One thing was clear after President Obama’s not-so-interesting fifth State of the Union address: He is gearing up to borrow and take more from working- and middle-class people.
Meanwhile, on Long Island, things are unclear as voters in the 3rd Congressional District gear up for a fight. This is a seat that will be vacated by longtime Rep. Carolyn McCarthy. Historically, the district was a Republican stronghold, but in recent years it has shifted, and now has a Democratic advantage. Kathleen Rice, Nassau County’s district attorney, has announced her candidacy on the Democratic side. While Republicans have yet to choose a candidate, she will be a formidable one, and it will be a race to watch.

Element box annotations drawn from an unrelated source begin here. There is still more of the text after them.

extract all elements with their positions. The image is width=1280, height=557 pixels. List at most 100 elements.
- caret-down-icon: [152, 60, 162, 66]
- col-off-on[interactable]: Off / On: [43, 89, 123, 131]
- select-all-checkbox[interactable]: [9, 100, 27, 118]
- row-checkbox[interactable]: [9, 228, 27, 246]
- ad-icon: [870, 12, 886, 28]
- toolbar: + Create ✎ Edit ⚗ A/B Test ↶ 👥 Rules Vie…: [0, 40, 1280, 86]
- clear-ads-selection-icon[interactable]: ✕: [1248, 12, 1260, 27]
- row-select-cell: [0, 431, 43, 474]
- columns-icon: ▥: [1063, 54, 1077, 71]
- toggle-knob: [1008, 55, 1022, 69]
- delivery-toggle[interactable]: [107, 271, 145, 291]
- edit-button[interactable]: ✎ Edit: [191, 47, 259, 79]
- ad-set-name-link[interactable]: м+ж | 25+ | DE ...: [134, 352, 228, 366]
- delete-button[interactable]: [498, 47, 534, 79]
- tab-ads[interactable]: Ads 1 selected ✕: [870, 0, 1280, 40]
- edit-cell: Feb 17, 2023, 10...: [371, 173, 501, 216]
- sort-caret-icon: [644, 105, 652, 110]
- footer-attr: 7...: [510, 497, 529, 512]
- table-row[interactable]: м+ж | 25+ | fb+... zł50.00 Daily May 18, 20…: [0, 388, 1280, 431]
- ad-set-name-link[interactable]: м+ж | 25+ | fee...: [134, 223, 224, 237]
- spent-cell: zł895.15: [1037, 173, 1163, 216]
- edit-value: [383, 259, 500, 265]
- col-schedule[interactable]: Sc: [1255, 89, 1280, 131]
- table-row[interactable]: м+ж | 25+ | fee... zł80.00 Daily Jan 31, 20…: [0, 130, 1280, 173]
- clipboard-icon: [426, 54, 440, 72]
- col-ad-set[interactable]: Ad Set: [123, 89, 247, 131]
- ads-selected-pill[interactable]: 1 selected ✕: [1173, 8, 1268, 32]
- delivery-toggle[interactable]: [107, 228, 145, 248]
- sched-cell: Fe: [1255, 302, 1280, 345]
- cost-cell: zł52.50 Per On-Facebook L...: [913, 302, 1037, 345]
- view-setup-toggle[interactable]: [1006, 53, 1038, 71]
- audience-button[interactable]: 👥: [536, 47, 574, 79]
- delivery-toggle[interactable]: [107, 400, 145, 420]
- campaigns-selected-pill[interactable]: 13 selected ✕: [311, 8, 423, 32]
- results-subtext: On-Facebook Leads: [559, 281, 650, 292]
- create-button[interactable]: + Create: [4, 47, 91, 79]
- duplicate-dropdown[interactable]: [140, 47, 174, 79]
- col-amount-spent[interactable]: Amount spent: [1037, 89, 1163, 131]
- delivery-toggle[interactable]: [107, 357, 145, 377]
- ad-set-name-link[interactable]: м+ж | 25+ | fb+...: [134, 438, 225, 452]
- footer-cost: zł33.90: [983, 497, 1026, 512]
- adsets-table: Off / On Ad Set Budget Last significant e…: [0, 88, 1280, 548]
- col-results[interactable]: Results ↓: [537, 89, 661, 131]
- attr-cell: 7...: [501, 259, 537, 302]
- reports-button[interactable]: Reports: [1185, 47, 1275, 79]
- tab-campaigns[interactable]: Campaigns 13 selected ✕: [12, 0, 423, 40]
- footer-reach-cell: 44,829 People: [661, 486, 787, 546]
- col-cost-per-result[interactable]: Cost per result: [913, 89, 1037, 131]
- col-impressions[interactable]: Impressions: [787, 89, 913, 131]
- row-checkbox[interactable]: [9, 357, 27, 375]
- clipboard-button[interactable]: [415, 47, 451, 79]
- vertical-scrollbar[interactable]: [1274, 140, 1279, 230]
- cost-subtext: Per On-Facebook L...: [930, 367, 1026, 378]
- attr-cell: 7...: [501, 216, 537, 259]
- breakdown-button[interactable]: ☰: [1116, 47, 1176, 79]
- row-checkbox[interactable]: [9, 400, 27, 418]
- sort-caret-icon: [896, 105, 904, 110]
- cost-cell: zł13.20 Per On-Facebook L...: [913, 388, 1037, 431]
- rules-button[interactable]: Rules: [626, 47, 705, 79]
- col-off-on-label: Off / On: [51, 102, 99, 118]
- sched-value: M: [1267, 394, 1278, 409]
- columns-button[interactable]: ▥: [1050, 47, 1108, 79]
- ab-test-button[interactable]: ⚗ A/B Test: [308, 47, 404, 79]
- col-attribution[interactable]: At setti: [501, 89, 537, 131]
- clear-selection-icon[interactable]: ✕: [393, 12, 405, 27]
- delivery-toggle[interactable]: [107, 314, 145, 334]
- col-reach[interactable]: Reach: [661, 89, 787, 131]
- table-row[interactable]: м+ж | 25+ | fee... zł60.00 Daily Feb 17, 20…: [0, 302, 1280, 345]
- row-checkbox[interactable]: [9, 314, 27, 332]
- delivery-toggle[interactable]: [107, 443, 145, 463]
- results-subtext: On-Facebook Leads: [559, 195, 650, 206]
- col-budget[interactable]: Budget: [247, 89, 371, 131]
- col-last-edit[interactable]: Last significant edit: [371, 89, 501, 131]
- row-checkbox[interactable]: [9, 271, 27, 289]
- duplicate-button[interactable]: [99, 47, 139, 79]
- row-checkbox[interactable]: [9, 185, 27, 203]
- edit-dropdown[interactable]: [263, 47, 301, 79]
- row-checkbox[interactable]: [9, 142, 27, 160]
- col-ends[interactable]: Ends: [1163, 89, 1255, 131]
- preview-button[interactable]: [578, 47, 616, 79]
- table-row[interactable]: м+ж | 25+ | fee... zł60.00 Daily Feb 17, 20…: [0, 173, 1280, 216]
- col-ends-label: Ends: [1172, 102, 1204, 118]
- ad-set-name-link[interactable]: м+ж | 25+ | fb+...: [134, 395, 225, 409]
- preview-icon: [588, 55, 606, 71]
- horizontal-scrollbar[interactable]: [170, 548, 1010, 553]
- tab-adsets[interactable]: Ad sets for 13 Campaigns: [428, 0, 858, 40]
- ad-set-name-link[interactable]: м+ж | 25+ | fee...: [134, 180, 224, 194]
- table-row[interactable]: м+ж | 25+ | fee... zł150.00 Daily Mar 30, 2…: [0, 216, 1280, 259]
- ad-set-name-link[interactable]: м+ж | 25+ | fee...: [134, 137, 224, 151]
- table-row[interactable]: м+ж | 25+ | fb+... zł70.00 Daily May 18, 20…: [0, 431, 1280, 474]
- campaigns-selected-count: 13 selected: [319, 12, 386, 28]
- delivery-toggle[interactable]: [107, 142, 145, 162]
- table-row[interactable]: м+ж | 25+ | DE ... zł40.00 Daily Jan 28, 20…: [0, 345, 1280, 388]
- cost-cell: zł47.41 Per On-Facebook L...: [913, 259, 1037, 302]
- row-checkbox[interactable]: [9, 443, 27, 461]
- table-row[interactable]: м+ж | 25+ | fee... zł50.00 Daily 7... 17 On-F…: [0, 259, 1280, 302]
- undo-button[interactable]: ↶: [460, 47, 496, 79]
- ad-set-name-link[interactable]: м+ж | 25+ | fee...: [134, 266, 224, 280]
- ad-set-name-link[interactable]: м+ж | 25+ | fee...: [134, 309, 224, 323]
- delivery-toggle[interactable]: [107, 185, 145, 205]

In Washington, the Federal Reserve is beginning to ease away from the Quantitative Easing program that protected Americans by easing interest rates. As programs like this are phased out, Obama and other leaders in Washington are going to have to find new ways to finance — and slash — the government’s rising debt.
As such, the president announced his plan to create a 401(k) plan for workers who currently do not have one. The program, “myRA,” was described by Obama as a “new savings bond that encourages folks to build a nest egg. MyRA guarantees a decent return with no risk of losing what you put in.”
The next day, Obama signed a presidential memo that directed the Treasury Department to create the government-backed retirement accounts. They will target millions of low- and middle-income Americans who currently do not have access to employer-sponsored retirement plans.
All workers may invest in the accounts, including those wishing to complement already existing 401(k)s as long as their household income is below $191,000 per year. Participants can save up to $15,000, or for a maximum of 30 years, in their accounts before transferring their balance to a private-sector Roth IRA.
The accounts will function as Roth IRAs. However, unlike Roth IRAs, which can be invested freely, myRA accounts will be invested solely in government savings bonds. The U.S. government will back them, and the president has guaranteed that savers can never lose their principal investment. There will be no fees or administrative expenses.